Job growth, widely shared
I visited Illinois last week and met with workers, business and union leaders and elected officials to discuss progress vital to the state’s economy and well-being. I enjoyed the chance to visit Sugar Grove, Chicago and other locations, talking with people who are seizing opportunities to take advantage of our nation’s growing economy, including trainees at Chicago Women in Trades who are building new careers and spearheading an industry movement.
It’s hard-working Illinoisans like those I met who are helping to empower our economy and build a dedicated workforce that has lowered the state unemployment rate to 4.4%.
This job growth has been broad and widely shared. Some said construction would be slow to return. As of July, there were 82,000 more construction jobs than before the pandemic.
Health care workers battled bravely through the pandemic and, by this summer, nearly every single job in that vital sector was recovered.
Some said thinking we could restore America’s manufacturing was naïve. Well, manufacturing has more than fully recovered. And with the new CHIPS and Science Act, we are set to lead the world in the industries and good jobs of the future.
Ours is a remarkable story of resilience and recovery. I must say, as a former construction worker, I’m not surprised. Working people are proud of their work and who they are. That hasn’t changed.
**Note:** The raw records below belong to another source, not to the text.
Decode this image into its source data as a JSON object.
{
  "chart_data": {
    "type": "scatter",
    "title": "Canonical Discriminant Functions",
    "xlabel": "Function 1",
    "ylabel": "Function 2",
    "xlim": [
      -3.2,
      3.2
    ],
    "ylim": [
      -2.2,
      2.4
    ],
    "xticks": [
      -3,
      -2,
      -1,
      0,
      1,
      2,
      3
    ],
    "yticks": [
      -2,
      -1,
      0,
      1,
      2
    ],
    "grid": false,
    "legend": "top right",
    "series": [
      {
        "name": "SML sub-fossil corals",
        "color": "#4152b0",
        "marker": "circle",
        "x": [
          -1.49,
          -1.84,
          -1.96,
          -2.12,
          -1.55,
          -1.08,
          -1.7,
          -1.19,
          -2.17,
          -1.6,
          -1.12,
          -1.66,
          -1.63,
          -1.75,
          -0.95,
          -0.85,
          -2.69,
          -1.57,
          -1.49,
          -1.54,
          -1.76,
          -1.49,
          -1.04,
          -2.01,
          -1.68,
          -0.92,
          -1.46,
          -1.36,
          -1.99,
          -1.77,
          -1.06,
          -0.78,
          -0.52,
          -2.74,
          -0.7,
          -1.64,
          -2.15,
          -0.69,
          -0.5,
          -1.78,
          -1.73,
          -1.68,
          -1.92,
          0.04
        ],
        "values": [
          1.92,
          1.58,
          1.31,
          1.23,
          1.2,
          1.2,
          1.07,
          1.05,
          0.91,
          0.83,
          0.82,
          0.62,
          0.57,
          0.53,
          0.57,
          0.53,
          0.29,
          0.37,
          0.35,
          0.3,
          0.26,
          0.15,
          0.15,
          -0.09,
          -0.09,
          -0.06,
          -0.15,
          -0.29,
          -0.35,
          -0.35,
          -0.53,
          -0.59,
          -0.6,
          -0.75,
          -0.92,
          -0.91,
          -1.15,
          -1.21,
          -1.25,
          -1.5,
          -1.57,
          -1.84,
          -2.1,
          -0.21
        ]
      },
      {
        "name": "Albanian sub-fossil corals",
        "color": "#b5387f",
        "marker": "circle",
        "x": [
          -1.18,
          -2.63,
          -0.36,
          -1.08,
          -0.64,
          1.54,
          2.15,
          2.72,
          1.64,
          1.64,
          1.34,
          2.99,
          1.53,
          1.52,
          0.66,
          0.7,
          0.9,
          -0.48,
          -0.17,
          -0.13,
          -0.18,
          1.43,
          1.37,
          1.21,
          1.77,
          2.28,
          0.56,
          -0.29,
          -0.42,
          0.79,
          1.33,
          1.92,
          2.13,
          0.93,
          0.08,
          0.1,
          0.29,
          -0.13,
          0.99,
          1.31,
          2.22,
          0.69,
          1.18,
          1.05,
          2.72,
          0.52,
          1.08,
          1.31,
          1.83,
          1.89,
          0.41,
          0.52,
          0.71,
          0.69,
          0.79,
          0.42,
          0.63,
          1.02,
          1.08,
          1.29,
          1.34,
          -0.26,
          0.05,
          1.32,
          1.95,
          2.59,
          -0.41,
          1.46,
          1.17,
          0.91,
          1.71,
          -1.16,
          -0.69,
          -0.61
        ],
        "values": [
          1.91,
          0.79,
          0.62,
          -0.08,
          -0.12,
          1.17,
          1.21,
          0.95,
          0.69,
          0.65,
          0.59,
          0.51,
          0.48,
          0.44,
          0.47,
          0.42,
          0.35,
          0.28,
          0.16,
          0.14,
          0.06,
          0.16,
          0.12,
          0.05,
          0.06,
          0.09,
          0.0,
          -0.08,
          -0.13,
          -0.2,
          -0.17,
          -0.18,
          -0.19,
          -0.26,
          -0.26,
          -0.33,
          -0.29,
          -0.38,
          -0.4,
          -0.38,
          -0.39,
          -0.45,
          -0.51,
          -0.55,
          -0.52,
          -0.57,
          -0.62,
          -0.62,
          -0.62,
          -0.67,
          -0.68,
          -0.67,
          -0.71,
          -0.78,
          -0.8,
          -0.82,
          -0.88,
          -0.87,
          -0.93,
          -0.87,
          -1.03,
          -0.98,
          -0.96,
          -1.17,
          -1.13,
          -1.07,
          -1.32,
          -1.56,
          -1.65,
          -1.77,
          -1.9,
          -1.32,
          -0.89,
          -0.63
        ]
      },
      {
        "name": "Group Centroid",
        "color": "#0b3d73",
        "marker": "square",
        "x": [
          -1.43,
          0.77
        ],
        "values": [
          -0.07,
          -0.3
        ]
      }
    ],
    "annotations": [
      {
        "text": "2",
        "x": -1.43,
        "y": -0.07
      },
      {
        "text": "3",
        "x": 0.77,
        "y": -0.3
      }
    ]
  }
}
As I travel the country as labor secretary, I talk to workers and job-seekers. Everywhere I go, Americans want a fair chance to earn decent wages, support their families, make meaningful contributions and achieve financial security.
Consider the Bipartisan Infrastructure Law. It’s creating thousands of good-paying jobs that don’t need a college degree. America’s workers are doing what they do best: rebuilding their communities, revitalizing our industries and securing a healthy future for our children.
We’re also reducing inequality. In this recovery, wages have gone up the fastest for workers of color and workers with less than a high school diploma. We are determined to continue this progress. To unlock the full potential in our economy, we must empower all of our nation’s workers, especially those who got shut out in the past.
We advance all our goals now from a position of strength. The Inflation Reduction Act will lower costs for working families and create good jobs for years to come. America’s workers — diverse and determined — are going to win our clean energy future.
To honor the workers who made all this possible, this year we inducted “Essential Workers of the Pandemic” into the Labor Department’s Hall of Honor. I was joined on stage by Chicago’s own Jóse Rodriguez, a Pilsen truck driver for J.B. Hunt Transport Inc. Jóse volunteered to drive a critical load of personal protective equipment — gloves, masks and isolation gowns — from O’Hare Airport to a children’s hospital in Tennessee. In the dark days of the pandemic, truck drivers like Jóse worked tirelessly delivering essential goods, and never stopped truckin.’
Every recovery has a lesson to teach. Here’s one for this Labor Day: Never bet against America’s workers.
Martin J. Walsh is U.S. secretary of labor.